Features GT’s triple triangle design. Supposedly gives you a stiffer frame. This looks like it has some bmx DNA to it and kind of rides like it has some bmx DNA to it. I think it makes sense on a mountain bike.
I mostly ride off saddle, so not very important to me. The slim shape is good, gets out of my way. The nose is long enough for my thighs to grip on to it while riding out of saddle for extra control. For the times that I do sit on it, feels ok, nothing special. Cosmetically, I like how it has some purple highlights to match with the frame, nice touch.
These are not part of the bike purchase, but they do add to the experience.

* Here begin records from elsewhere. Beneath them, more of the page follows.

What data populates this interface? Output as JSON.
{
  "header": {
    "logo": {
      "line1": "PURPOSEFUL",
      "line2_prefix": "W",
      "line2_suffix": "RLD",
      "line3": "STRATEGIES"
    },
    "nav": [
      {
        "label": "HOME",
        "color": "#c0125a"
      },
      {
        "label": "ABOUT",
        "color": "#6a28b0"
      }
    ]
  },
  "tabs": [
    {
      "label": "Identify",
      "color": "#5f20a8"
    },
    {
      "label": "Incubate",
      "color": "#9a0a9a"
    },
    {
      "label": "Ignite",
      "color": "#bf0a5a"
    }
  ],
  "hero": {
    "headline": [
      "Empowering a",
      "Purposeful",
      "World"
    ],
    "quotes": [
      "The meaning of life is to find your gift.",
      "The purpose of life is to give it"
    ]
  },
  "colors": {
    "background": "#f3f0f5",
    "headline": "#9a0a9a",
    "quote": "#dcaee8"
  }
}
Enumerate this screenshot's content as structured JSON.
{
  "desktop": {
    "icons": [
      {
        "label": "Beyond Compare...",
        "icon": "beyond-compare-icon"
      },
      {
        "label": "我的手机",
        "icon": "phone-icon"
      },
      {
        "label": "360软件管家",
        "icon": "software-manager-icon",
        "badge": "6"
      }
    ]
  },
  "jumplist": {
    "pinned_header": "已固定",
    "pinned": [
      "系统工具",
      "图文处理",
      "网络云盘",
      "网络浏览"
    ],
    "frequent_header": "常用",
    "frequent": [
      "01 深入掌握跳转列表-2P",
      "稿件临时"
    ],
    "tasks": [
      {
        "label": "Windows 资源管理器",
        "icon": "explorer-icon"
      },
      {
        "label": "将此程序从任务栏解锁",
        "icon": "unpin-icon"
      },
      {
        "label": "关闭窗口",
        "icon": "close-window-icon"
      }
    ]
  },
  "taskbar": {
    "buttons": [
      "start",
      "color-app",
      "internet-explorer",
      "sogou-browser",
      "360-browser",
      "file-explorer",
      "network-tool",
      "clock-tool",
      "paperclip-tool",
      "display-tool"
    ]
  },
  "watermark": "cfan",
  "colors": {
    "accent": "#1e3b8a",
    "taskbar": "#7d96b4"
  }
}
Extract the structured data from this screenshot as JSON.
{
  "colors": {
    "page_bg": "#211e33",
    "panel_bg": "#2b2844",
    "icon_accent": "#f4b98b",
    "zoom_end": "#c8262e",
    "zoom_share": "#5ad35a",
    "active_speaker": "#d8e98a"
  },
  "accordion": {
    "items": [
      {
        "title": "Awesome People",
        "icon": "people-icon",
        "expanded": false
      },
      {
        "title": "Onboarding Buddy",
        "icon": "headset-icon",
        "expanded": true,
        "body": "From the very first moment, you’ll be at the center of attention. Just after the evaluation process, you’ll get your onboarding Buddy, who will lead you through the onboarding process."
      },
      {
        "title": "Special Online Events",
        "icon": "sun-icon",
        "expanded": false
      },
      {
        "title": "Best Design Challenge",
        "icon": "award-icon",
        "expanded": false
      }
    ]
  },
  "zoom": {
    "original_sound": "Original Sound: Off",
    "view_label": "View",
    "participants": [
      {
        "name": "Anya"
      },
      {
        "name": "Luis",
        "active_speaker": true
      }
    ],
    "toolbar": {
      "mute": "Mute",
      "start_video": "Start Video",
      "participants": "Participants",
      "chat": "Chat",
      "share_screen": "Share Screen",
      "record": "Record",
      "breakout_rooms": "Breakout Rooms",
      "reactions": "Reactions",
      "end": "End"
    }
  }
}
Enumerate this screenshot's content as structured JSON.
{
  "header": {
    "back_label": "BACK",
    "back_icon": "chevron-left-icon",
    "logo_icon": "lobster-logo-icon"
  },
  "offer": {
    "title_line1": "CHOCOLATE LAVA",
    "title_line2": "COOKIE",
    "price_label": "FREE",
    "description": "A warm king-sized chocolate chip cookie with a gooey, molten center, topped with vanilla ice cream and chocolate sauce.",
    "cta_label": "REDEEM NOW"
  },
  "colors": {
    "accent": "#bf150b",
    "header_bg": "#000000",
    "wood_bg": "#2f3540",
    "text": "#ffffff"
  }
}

Since I am reviewing the bike as a whole as it is setup, these will be included here.
CATEYE Velo 9. Was debating on either this or the Sigma BC 5.12. Friend has it and said it worked reliably for years so I got it too. The quick release mechanism is slide based. Not a big fan of it as it looks like it might break one day, but we will see. Other than that, very typical wired bicycle computer. Current speed (with comparison to average indicator), average speed, max speed, total time, total distance, CO2 offset, calories burnt and time.
Planet Bike – Blaze 500 XLR. Given the name, it outputs 500 lumens for 2.5 hours, a low mode at 250 lumens for 4.5 hours and a blinky mode. I bike at night in ok-lit areas (like I could technically see without a flashlight), running this in low mode (250 lumens) was plenty for me. At 500 lumens it can light up around five meters of road, plenty for me to react. When it comes to lighting up street signs (which are reflective) the range is stupid far. It lights up signs that are beyond the resolving capabilities of my eyes. Mini-usb rechargeable means I need a separate cable because everything like smartphone nowadays use micro-usb ports.
Knog Blinder 4 – Rear version. Four red LEDs, 44 lumens and claims 50 hours on eco-flash. In eco-flash, only two LEDs come on at once, alternating creating the flashing pattern. I personally use the flash mode where it flashes all four LEDs at once. Battery life is closer to 4~5 hours in this mode.
Integrated charging solution. The USB port flips out for charging! Quite convenient as that means you can charge practically anywhere anytime.
Zefal Deflector FC50. The most useless front splash guard I’ve ever used. It basically blocks splashes that would otherwise been blocked by the frame already. Basically, you are still going to get splashed in the front with these. I have them put on strictly because it came in as a package with the rear splash guard.
Zefal Deflector RC50. The complete opposite of its frontal counterpart. This is the most effective splash guard I’ve ever used. Never had a single dot of mud or splash on my back with these on. Despite the looks it is very stiff. I can put a wet towel on it and yes it will bend, but not enough to hit the wheels. So don’t worry about it flapping around. The grey part is reflective material, bonus!
A Diadora branded ring ring. I like the tone that it makes. However, the color scheme doesn’t really match my bike.
Oh well 😛
To shorten my review into a sentence? This thing rides like a dream.